26.         Par courrier du 12 juillet 2024, l’AFC-GE a relevé que la demande de révision du 11 février 2021 portait sur les périodes fiscales 2012 à 2019, qui se trouvaient à des stades de procédure différents. Concernant les périodes fiscales 2012 à 2014, elle ne pouvait pas statuer avant que les bordereaux rectificatifs soient entrés en force. La question du début du délai pour déposer une demande de révision avait par ailleurs été soulevée dans un dossier présentant une problématique similaire à celle des contribuables. Or, l’arrêt rendu par la chambre administrative dans cette affaire (ATA/1367/2023) faisait actuellement l’objet d’un recours devant le Tribunal fédéral. Il paraissait dès lors indiqué d’attendre les considérants de cet arrêt. Dans l’hypothèse où les contribuables refuseraient une telle suspension, elle entendait se fonder sur la jurisprudence issue de l’ATA/762/2023 du 11 juillet 2023, dont il découlait que le délai de révision avait, en l’espèce, commencé à courir le 8 décembre 2017 (NB : soit le jour de l’audience devant le Ministère public genevois à l’issue de laquelle le contribuable avait été informé de son prochain renvoi en jugement en relation avec un dommage causé aux HUG à hauteur de CHF 22'211'846.-).

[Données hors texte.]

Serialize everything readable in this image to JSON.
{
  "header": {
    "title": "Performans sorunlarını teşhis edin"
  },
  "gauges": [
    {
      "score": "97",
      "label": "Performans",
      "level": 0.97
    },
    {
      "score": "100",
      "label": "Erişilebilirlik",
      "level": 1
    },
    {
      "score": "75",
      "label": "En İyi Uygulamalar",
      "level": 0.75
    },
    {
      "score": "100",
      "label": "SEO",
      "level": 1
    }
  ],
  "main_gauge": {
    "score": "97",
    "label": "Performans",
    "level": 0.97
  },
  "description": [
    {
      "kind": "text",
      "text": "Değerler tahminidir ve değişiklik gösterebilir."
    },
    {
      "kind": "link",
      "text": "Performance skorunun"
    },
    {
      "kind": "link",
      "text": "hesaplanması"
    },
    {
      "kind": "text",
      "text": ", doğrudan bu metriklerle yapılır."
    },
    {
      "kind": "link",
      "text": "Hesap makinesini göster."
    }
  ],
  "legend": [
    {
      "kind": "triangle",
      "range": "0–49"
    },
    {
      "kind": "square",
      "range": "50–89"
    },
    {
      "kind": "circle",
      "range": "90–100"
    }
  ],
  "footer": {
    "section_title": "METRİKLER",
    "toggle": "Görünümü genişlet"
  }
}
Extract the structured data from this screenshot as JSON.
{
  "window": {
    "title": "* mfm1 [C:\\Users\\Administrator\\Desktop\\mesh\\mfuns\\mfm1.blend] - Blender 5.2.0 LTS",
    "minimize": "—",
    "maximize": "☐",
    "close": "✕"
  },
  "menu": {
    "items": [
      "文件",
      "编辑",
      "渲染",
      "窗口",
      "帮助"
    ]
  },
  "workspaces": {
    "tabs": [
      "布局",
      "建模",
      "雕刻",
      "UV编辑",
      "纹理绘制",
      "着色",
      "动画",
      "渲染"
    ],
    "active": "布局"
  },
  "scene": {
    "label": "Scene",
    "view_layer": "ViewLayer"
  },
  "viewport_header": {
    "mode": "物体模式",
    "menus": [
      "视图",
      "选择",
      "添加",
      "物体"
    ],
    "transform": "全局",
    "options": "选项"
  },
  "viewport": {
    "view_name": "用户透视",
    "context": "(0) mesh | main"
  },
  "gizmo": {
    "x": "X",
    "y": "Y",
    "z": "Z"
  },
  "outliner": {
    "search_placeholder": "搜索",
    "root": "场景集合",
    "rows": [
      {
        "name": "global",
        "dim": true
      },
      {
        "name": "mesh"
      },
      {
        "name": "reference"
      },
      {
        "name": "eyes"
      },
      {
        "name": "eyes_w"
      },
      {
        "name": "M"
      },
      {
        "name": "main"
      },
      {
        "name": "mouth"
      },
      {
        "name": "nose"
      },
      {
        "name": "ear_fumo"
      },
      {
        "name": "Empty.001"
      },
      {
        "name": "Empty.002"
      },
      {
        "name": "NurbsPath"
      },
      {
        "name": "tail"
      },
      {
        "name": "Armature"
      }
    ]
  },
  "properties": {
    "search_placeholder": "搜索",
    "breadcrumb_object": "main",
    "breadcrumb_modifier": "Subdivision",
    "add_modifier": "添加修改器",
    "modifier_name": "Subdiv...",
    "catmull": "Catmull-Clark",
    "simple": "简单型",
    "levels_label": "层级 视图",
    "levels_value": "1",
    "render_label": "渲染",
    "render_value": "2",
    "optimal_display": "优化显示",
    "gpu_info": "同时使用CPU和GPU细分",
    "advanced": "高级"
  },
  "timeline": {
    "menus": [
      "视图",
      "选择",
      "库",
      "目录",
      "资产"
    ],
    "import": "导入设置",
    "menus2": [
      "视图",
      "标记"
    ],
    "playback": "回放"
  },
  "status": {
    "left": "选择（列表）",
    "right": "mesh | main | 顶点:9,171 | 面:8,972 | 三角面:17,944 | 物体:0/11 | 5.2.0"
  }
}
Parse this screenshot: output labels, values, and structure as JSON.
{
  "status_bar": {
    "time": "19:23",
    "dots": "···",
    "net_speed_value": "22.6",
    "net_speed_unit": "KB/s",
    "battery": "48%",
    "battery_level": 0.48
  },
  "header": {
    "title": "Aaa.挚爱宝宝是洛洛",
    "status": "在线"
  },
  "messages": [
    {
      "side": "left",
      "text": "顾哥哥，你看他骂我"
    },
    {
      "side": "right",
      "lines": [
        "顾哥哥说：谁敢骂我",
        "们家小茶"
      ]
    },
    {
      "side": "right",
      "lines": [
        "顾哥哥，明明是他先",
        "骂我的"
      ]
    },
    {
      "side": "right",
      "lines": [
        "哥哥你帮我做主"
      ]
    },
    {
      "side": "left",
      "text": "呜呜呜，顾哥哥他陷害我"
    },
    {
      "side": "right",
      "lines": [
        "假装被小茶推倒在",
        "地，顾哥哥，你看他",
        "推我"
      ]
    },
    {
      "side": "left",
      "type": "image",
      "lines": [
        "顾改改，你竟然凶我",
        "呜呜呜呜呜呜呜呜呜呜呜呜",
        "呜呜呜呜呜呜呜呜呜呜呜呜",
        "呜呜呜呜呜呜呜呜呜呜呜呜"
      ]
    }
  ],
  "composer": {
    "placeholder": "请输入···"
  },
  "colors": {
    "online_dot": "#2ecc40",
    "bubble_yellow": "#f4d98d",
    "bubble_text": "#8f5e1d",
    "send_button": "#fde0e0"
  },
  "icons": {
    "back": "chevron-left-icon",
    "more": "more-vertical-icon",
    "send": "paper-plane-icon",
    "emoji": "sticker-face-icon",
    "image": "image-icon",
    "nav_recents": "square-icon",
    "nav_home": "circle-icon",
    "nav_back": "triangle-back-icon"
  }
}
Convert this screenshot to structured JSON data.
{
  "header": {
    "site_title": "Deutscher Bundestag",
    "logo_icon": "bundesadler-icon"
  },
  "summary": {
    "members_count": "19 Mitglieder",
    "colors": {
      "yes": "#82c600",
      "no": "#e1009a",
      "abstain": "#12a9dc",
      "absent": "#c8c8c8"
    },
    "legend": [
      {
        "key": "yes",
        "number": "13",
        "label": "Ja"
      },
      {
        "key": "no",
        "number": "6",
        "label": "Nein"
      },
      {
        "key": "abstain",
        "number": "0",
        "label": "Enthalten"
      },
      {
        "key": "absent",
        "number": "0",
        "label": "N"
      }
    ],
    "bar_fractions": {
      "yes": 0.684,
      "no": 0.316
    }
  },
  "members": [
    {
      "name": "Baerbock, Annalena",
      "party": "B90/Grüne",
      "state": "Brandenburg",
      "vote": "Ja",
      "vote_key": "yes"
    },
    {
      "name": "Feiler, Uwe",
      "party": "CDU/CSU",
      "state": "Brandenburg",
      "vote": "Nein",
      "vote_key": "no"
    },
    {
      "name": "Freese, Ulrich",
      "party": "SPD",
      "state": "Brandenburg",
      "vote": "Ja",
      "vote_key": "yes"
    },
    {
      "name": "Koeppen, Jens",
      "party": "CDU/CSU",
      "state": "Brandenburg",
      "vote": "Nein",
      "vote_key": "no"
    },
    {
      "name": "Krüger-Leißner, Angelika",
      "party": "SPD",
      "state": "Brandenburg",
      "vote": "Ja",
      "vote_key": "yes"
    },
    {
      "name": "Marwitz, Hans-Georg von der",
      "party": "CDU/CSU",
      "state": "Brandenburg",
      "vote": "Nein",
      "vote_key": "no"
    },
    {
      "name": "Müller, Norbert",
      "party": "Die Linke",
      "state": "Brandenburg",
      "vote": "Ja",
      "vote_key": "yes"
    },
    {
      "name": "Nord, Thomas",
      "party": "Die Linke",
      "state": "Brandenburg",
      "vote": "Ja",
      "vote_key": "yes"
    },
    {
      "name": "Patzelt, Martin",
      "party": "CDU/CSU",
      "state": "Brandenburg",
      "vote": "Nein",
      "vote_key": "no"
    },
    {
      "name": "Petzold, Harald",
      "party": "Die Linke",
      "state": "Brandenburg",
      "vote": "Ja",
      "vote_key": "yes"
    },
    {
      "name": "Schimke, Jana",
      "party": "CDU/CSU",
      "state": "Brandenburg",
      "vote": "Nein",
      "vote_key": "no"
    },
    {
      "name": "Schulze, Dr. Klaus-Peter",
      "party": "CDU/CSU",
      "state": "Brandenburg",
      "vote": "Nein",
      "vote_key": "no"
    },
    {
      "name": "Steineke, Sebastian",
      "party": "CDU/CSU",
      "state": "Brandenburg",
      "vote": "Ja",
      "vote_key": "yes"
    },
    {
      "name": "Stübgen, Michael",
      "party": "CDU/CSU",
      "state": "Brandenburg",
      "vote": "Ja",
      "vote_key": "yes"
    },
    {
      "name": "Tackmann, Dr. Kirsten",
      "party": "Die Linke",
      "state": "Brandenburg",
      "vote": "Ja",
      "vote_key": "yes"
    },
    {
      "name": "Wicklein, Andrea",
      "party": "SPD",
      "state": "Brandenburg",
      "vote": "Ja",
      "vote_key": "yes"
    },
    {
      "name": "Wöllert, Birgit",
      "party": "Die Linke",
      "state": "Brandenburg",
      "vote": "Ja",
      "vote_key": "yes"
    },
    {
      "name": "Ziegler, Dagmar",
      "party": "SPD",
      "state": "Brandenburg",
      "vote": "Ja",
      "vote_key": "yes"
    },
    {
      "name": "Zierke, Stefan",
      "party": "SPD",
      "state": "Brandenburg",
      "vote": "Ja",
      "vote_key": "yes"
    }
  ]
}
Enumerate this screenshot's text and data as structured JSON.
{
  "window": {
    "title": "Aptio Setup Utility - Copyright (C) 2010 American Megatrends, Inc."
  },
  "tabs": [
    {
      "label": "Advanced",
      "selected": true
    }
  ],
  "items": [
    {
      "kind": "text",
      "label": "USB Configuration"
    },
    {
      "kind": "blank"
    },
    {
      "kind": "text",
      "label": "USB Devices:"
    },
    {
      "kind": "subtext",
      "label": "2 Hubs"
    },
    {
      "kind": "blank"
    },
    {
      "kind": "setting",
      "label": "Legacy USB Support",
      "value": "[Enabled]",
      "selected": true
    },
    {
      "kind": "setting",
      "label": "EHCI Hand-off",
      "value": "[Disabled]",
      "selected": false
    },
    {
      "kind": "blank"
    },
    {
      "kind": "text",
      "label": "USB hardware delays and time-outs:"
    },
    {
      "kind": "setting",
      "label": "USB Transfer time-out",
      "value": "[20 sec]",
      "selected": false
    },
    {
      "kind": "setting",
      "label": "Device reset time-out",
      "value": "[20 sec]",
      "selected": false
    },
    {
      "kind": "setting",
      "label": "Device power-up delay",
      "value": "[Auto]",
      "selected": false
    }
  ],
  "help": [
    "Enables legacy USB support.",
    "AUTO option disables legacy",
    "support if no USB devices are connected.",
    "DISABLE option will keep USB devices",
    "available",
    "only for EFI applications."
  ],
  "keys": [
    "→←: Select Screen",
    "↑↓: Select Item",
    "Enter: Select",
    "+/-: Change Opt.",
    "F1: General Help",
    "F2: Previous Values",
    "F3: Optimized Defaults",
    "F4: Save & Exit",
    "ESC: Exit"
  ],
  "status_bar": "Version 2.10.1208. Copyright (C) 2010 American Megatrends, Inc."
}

27.         Par acte du 31 juillet 2024, les contribuables ont recouru au tribunal contre la décision sur réclamation du 1er juillet 2024, en sollicitant son annulation. Ils ont conclu à ce que le tribunal constate que la prescription absolue de quinze ans était atteinte pour les périodes fiscales 2007 et 2008, annule les bordereaux de taxation ICC/IFD ainsi que les bordereaux d’amende correspondants, modifie les bordereaux de taxation et d’amendes 2009 à 2014 afin que ceux-ci ne prennent plus en compte les éléments reportés des années 2007 et 2008, et réattribue les reports d’impôts trop perçus en 2007 et 2008 aux périodes 2009 et suivantes. Ils ont également conclu à la constatation d’un déni de justice de la part de l’AFC-GE du fait de l’absence de décision sur leur demande de révision du 11 février 2021.

La prescription absolue de quinze ans pour les périodes fiscales 2007 et 2008 devait être considérée comme atteinte dès lors que l’arrêt de la chambre administrative du 5 décembre 2023 n’avait pas mis un terme à la procédure de taxation. Contrairement au cas jugé par le Tribunal fédéral dans son arrêt du 13 novembre 2023 (9C_624/2023), les corrections à opérer selon l’arrêt de la chambre ne se résumaient pas à de simples calculs modifiant une période fiscale particulière. Elles impliquaient de redéfinir l’assiette d’imposition des périodes 2007 à 2014, plus précisément d’attribuer les éléments de revenus (en l’occurrence les intérêts passifs) et les éléments de fortune (en l’occurrence les dettes fiscales) aux bonnes périodes. Partant, l’AFC-GE n’avait pas procédé à la taxation de l’ensemble des éléments de revenus et de fortune dans les périodes concernées avant l’échéance du délai de prescription.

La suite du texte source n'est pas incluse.